Acrolein is a widely used intermediate of synthesis for value-added compounds in a number of domains of application. This work reports on the sustainable synthesis of acrolein by oxidative coupling of bio-alcohols, which constitutes a very promising alternative to fossil fuel-based production. The synthesis is performed in two sequential reactors, using an iron molybdate catalyst for oxidation and then a magnesium aluminate spinel where magnesium is partly or totally substituted by transition metals (Fe, Zn, Co, Cu, Mn) as a catalyst for cross-aldolization. The acid-base properties of the latter catalysts were determined using SO₂ and NH₃ adsorption microcalorimetry. Adsorption microcalorimetry was also used to study the adsorption properties of the reactants, with formaldehyde, acetaldehyde and propionaldehyde as probe molecules, and was complemented by a FT-IR investigation of reactant adsorption in order to better understand the mechanisms of adsorption and reaction. Acrolein production was found to be correlated to the ionic radius of the transition metals used in the catalysts, indicating that electronic effects are likely a factor influencing the acrolein production.

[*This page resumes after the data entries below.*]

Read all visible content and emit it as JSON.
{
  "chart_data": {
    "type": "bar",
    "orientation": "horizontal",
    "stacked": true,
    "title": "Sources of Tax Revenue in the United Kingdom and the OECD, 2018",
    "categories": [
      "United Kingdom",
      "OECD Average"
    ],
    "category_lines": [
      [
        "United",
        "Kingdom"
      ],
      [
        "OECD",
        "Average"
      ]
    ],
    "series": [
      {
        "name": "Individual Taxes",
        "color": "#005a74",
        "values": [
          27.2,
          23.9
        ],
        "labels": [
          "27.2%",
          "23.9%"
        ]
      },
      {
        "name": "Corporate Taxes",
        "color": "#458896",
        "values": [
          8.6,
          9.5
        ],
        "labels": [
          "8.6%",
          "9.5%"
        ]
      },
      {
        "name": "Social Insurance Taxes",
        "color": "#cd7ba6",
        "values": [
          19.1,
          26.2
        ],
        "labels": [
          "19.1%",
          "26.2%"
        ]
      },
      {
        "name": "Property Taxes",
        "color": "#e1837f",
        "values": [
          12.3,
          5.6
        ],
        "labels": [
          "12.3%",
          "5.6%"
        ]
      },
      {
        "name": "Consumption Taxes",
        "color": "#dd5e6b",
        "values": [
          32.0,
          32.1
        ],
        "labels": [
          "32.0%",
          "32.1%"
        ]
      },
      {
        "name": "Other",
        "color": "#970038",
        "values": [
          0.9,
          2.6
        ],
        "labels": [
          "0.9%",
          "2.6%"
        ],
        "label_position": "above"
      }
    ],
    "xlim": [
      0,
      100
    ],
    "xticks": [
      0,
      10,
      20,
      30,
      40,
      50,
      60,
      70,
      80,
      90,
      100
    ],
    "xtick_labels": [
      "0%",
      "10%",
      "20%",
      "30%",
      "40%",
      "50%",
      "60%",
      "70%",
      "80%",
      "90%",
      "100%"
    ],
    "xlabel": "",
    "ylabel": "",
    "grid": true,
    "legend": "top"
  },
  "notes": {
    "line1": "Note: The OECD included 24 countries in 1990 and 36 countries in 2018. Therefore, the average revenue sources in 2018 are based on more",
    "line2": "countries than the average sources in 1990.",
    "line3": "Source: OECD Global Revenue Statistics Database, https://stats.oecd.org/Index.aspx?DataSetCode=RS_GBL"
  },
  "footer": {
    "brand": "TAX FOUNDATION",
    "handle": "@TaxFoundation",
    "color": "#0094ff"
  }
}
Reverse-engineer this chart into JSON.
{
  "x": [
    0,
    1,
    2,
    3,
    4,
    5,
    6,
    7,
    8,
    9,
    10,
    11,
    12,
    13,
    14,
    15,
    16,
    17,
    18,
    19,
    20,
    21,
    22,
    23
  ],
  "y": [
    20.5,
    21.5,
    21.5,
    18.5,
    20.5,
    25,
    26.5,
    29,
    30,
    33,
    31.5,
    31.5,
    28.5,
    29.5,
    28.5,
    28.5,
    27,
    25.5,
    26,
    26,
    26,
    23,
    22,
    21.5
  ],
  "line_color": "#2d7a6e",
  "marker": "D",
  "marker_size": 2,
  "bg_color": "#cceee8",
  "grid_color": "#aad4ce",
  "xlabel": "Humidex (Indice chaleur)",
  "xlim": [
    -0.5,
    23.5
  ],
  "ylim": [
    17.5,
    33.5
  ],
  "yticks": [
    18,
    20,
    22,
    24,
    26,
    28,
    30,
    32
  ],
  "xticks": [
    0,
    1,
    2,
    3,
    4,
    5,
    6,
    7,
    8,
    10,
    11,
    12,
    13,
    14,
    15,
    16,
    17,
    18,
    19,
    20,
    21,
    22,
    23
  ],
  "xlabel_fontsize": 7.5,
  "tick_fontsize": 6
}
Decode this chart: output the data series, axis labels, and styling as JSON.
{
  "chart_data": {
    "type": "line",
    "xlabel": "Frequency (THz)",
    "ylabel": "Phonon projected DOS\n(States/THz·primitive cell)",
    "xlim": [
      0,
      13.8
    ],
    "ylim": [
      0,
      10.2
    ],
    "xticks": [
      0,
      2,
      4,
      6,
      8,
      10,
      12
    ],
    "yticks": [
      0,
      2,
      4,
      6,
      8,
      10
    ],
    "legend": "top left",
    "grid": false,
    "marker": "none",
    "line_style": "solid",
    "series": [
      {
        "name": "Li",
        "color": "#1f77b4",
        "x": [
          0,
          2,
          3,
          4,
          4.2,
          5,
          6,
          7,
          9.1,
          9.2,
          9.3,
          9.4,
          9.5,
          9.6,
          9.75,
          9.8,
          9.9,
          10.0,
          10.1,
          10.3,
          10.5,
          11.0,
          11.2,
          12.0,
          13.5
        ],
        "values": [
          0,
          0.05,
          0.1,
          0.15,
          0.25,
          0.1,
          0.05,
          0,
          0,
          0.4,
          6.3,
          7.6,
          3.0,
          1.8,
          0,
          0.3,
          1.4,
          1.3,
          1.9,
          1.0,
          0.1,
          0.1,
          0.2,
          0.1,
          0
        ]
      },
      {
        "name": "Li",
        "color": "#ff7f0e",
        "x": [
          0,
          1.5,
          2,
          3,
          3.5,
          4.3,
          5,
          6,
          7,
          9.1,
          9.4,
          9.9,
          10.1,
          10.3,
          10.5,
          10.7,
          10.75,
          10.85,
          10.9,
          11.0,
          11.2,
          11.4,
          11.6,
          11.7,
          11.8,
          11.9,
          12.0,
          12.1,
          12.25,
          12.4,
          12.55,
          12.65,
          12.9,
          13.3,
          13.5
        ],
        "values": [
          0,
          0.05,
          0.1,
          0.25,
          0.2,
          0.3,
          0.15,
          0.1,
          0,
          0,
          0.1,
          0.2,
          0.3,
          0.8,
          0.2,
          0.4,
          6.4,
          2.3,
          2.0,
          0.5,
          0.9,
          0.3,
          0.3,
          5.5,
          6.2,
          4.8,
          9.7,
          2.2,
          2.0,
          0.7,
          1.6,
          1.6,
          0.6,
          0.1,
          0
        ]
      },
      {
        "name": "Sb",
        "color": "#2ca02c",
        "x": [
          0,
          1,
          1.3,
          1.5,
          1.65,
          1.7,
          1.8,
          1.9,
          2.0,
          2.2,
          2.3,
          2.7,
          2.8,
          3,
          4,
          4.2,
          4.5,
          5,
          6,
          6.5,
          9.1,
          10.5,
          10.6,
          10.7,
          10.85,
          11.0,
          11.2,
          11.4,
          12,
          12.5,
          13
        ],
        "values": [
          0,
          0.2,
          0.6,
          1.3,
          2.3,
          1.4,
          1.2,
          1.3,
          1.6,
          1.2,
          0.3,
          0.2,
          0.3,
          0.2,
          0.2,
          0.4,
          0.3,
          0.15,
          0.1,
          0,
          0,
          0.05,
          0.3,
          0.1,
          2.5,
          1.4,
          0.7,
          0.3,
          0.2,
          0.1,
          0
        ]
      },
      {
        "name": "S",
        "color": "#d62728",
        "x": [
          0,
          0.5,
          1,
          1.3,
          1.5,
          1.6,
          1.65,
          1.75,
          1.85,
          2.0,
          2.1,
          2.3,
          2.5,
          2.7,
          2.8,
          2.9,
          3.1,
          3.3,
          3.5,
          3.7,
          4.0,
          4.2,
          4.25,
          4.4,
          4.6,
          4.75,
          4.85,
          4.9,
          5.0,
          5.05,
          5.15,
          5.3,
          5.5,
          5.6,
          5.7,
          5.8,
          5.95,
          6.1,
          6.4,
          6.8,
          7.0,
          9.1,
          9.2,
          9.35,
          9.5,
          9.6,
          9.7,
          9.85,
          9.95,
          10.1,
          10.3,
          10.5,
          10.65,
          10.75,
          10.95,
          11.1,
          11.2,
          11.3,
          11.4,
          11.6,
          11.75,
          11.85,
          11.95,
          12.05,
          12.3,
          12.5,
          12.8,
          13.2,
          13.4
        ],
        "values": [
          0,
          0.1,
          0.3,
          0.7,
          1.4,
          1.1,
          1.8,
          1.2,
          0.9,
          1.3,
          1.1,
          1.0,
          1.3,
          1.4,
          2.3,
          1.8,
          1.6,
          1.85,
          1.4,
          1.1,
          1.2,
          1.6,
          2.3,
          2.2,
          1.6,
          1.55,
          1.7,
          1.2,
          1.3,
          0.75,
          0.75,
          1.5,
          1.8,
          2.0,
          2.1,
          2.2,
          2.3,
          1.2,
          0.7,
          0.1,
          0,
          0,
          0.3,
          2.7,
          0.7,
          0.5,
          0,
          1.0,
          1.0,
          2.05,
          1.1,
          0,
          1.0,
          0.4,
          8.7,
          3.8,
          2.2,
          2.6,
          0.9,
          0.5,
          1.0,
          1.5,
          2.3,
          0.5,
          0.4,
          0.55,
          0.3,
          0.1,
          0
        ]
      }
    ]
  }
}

丙烯醛是在许多应用领域中用于增值化合物的合成的广泛使用的中间体。这项工作报告了通过生物醇的氧化偶联可持续合成丙烯醛的方法，这是基于化石燃料的生产的非常有希望的替代方法。合成在两个连续的反应器中进行，使用钼酸铁催化剂进行氧化，然后使用铝酸镁尖晶石，其中镁部分或全部被过渡金属（Fe，Zn，Co，Cu，Mn）取代，作为交叉铝醛化的催化剂。使用SO ₂和NH ₃确定了后一种催化剂的酸碱性质吸附量热法。吸附微量量热法还用于研究反应物的吸附性能，以甲醛，乙醛和丙醛为探针分子，并辅以FT-IR研究反应物的吸附，以更好地了解吸附和反应的机理。发现丙烯醛的产生与催化剂中使用的过渡金属的离子半径相关，表明电子效应可能是影响丙烯醛产生的因素。